Into the cold, inhuman space that smelled of death, up to the body, leaning over the gray face: Yes. Oh yes: Beatrice Jan
kowski.
“I hadn’t realized how old she was,” Kate said bleakly.
“She had false teeth,” commented the morgue attendant. “Taking them out makes anyone look shriveled up. Is her family going to want her shipped, do you know?”
“I don’t know if she had a family.”
“We’ll hang on to her for a while, then.”
“Do you have a copy of the autopsy report?” Al asked.
“I don’t think so. You’d have to check with the investigating officer. I think that was Kent Makepeace. I can tell you it was homicide.” He reached down and turned Beatrice’s head to one side, revealing the damage beneath the clotted gray hair on the right side of her skull, between the ear and the spine. “Somebody hit her, hard.”
Twenty-Five
Many of his acts will seem grotesque and puzzling to a rationalistic taste.
The mere fact that an identity had been given to a body in the morgue hardly justified rousting the investigating detective out of his bed at four o’clock on a Saturday morning. Even Al Hawkin had to admit that. So he and Kate found an all-night restaurant and ate bacon and eggs in an attempt to fool their bodies into thinking it was a new morning rather than a too-long night, and at six they made their way to the county offices. At 6:30, Hawkin succeeded in bullying an underling into phoning Makepeace. At seven o’clock, they were in his office being shown the case file.
“That’s right,” he was saying, fighting yawns. “Completely nude, no false teeth, not even a hairpin.”
“She wore several rings,” Kate commented.

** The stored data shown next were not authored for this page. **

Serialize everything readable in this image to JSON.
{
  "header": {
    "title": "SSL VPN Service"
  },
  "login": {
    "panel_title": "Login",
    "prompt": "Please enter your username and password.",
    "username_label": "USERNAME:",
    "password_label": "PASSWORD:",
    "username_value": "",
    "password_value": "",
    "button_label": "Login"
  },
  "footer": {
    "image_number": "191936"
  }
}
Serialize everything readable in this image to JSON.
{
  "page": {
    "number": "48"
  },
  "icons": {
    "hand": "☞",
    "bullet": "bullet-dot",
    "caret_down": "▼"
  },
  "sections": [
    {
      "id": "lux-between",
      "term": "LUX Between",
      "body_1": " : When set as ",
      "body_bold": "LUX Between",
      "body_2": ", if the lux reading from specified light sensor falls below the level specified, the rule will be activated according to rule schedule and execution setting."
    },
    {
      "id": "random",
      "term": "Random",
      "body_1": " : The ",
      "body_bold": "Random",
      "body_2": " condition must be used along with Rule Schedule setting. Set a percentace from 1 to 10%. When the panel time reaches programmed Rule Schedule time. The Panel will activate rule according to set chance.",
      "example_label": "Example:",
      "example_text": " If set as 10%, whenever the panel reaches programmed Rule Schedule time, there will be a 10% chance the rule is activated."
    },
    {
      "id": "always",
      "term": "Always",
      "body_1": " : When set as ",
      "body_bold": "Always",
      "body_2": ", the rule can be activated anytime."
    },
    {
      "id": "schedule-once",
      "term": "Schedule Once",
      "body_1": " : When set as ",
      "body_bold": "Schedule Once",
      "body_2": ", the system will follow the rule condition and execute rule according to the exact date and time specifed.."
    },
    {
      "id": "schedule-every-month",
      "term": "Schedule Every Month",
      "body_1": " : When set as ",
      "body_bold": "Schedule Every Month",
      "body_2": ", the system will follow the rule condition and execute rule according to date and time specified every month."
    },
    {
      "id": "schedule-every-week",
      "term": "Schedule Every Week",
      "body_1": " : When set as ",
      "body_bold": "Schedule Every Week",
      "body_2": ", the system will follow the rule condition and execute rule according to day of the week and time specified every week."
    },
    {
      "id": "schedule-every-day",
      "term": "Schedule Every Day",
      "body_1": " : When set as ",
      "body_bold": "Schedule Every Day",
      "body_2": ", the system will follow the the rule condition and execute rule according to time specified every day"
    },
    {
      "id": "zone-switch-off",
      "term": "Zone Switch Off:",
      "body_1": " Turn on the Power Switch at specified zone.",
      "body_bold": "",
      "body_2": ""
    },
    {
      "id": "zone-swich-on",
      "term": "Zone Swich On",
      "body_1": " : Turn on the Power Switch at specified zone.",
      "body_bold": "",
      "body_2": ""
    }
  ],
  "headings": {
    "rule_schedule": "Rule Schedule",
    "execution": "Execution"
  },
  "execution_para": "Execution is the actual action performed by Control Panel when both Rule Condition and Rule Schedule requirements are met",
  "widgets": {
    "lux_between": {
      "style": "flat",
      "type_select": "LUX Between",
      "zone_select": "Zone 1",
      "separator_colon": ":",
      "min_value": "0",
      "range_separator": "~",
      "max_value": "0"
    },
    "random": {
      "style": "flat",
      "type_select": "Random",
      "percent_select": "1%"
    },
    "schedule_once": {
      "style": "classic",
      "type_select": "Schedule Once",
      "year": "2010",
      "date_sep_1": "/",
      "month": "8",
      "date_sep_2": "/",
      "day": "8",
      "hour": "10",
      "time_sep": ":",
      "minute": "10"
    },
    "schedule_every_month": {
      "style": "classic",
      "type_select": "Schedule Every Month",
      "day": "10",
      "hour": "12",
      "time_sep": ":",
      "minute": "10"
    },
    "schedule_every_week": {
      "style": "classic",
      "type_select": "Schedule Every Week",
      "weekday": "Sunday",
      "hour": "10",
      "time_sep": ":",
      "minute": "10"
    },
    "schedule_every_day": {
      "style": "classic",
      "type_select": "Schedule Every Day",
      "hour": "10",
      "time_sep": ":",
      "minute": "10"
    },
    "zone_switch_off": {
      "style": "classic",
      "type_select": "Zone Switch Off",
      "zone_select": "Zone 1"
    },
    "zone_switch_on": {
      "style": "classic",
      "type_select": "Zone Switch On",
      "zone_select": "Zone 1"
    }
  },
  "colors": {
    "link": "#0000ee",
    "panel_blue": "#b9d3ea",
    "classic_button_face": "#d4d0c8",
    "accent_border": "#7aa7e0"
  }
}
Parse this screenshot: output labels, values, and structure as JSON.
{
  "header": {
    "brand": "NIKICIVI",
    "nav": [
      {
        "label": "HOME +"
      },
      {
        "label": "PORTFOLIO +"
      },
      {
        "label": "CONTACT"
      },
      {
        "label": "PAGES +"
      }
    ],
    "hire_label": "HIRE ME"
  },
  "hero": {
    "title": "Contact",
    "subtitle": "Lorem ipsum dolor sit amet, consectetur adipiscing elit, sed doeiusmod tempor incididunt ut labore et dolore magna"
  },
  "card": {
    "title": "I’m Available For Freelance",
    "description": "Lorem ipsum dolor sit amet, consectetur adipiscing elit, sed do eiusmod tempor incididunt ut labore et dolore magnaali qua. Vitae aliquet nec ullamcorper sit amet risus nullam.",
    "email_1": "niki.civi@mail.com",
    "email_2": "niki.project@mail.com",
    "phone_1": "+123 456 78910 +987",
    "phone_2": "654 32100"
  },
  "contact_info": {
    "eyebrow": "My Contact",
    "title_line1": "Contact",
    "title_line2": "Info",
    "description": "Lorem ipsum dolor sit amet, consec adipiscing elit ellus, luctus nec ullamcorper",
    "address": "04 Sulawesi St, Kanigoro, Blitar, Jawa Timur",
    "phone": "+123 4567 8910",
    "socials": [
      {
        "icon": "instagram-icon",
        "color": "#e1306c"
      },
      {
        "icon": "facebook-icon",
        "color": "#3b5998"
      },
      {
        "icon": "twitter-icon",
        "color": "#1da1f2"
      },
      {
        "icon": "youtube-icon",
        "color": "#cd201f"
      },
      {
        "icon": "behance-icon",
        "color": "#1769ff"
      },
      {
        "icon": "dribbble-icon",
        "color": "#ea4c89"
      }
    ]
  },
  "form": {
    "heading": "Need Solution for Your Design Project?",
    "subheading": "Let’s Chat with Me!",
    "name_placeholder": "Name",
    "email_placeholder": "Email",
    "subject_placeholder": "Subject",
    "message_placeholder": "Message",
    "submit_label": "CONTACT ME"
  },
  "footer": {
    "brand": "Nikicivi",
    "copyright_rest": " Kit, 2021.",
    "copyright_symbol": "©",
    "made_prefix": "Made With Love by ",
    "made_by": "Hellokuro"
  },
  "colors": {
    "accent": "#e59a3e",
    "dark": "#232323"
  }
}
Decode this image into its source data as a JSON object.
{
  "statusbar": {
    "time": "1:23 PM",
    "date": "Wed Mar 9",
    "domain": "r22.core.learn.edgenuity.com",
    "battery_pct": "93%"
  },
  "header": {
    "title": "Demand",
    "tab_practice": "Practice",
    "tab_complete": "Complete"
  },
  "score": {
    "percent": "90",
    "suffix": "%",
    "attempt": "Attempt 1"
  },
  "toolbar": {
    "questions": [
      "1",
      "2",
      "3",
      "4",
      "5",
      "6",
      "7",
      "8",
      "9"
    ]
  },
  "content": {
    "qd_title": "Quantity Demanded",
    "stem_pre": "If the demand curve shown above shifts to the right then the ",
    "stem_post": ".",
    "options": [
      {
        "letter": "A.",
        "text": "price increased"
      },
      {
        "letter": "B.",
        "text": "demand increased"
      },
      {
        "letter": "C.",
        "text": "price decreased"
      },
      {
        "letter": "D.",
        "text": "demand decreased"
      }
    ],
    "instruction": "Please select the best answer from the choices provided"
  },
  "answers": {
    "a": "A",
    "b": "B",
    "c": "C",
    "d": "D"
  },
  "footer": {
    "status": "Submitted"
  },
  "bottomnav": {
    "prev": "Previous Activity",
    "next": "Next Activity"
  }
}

“That’s in the path report. Couple of nicks on her fingers, scratches that showed where the rings’d been cut off her postmortem. Her hands were so arthritic, I’d guess he tried to pull them off and couldn’t get them over her knuckles, so he had to cut them. She was also moved around after death, a couple of rug fibers and marks on her legs, probably transported in a car’s trunk. Nothing under her fingernails but normal dirt—she didn’t scratch her attacker, no defense marks on her hands, nothing. About the rings, though.” He sounded as if he was beginning to wake up, and he took a large swallow of coffee from his paper cup to increase the rate of coherency. “We did a ground search, especially up and down the road. Among the crap they picked up was a ring. There should be a photograph here somewhere.” He dug back into the file, flipped through the glossy photographs of the nude woman sprawled in the leaves, gray hair snarled across her face, and pulled out the picture of a large fancy ring with a cracked stone. He laid it on the desk between them.